My greatest concerns involve the implications this case will have for future innovators, most notably small enterprises and individual inventors who lack in-house prototyping and fabricating capabilities. Cf. Monon Corp. v. Stoughton Trailers, Inc., 239 F.3d 1253, 1258-61 (Fed.Cir.2001) (reversing summary judgment of invalidity and concluding that the sale was non-commercial where the patentee had a third-party test its patented trailer because it lacked in-house testing capabilities). Whenever the development process requires those entities to manufacture working prototypes or pre-mass-production samples, they often have no choice but to reach out to third-party suppliers. Under the majority’s holding in this case, a single offer to buy for purely experimental purposes may trigger the on-sale bar, and the experimental-use exception will offer them no salvation. It is from this evisceration of the experimental-use exception that I respectfully dissent.
. The majority affirmed invalidity on the single issue of on-sale bar. This dissent is limited to its judgment on that issue, which I find to be erroneous.
. The majority states that the "experimental use defense has [not] been asserted by Hamilton Beach in this case.” Maj. Op. 1377 n. 2. While Hamilton Beach did not use the phrase "experimental use,” it argued at length that its offer for sale was non-commercial and that its engineers were attempting to overcome serious shortcomings when the offer was made. Appellant's Br. 53-57. The majority chooses to ignore the interplay between the requirement for a commercial offer for sale and experimental use. But see Pfaff, 525 U.S. at 67, 119 S.Ct. 304. I find that the issues addressed by the parties and, indeed the ma*1381jority, lay a sufficient framework under which to analyze all the issues in this case.

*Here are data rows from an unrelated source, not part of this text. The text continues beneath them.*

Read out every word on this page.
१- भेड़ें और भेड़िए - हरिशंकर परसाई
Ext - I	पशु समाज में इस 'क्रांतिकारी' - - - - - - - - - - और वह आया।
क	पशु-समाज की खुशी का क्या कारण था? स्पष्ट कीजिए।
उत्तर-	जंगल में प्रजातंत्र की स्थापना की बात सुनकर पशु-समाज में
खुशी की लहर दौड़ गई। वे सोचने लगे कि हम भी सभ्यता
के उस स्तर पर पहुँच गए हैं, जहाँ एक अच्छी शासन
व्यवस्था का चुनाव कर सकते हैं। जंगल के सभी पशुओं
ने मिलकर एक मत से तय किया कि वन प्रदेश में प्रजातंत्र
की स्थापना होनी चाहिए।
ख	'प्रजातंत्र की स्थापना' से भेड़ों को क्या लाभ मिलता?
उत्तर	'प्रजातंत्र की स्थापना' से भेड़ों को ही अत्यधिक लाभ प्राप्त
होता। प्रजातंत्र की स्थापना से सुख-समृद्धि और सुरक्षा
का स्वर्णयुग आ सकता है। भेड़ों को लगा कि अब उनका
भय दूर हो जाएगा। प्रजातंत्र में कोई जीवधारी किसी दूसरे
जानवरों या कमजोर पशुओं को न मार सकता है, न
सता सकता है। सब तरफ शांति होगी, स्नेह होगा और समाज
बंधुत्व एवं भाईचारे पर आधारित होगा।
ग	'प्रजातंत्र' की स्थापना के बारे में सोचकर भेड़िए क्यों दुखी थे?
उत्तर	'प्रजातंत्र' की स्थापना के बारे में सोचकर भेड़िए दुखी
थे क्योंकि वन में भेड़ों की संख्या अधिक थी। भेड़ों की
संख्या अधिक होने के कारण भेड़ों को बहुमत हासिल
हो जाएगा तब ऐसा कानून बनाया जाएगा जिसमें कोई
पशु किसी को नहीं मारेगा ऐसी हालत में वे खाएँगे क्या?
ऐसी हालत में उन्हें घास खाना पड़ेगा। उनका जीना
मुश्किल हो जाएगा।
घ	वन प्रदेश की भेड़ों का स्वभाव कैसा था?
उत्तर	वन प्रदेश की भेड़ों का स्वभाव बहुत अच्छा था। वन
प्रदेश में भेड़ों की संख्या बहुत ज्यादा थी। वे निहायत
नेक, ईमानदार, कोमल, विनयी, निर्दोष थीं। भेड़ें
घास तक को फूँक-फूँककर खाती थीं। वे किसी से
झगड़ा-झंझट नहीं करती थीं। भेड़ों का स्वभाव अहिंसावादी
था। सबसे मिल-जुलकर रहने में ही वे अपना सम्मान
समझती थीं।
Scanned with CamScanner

. The majority contends that the use intended by Hamilton Beach in this case was not experimental because it ordered almost 2,000 (actually 1,952) slow cookers. This sort of quantitative analysis was previously accepted under the "totality of the circumstances” test — a test rejected by the Supreme Court in Pfajf. Here, Hamilton Beach was not "stockpiling] commercial embodiments of their patented invention” as was occurring in Brasseler and Special Devices. Special Devices, 270 F.3d at 1354. It would make no sense for Hamilton Beach to stockpile slow cookers for future sales when its slow cookers were leaking at the time. Rather, the circumstances suggest that Hamilton Beach was in the midst of testing and perfecting its slow cookers under the experimental use exception when the offer was made. This is true — and can be true — even if the invention was ready for patenting at that time. See City of Elizabeth, 97 U.S. at 133; see also Atlanta Attachment Co. v. Leggett & Platt, Inc., 516 F.3d 1361, 1368-70 (Fed.Cir.2008) (Prost & Dyk, JJ., concurring); cf. Invitrogen Corp. v. Biocrest Mfg., L.P., 424 F.3d 1374, 1379-80 (Fed.Cir.2005) (“[E]vidence of experimental use may negate either the ‘ready for patenting’ or 'public use' prong.”).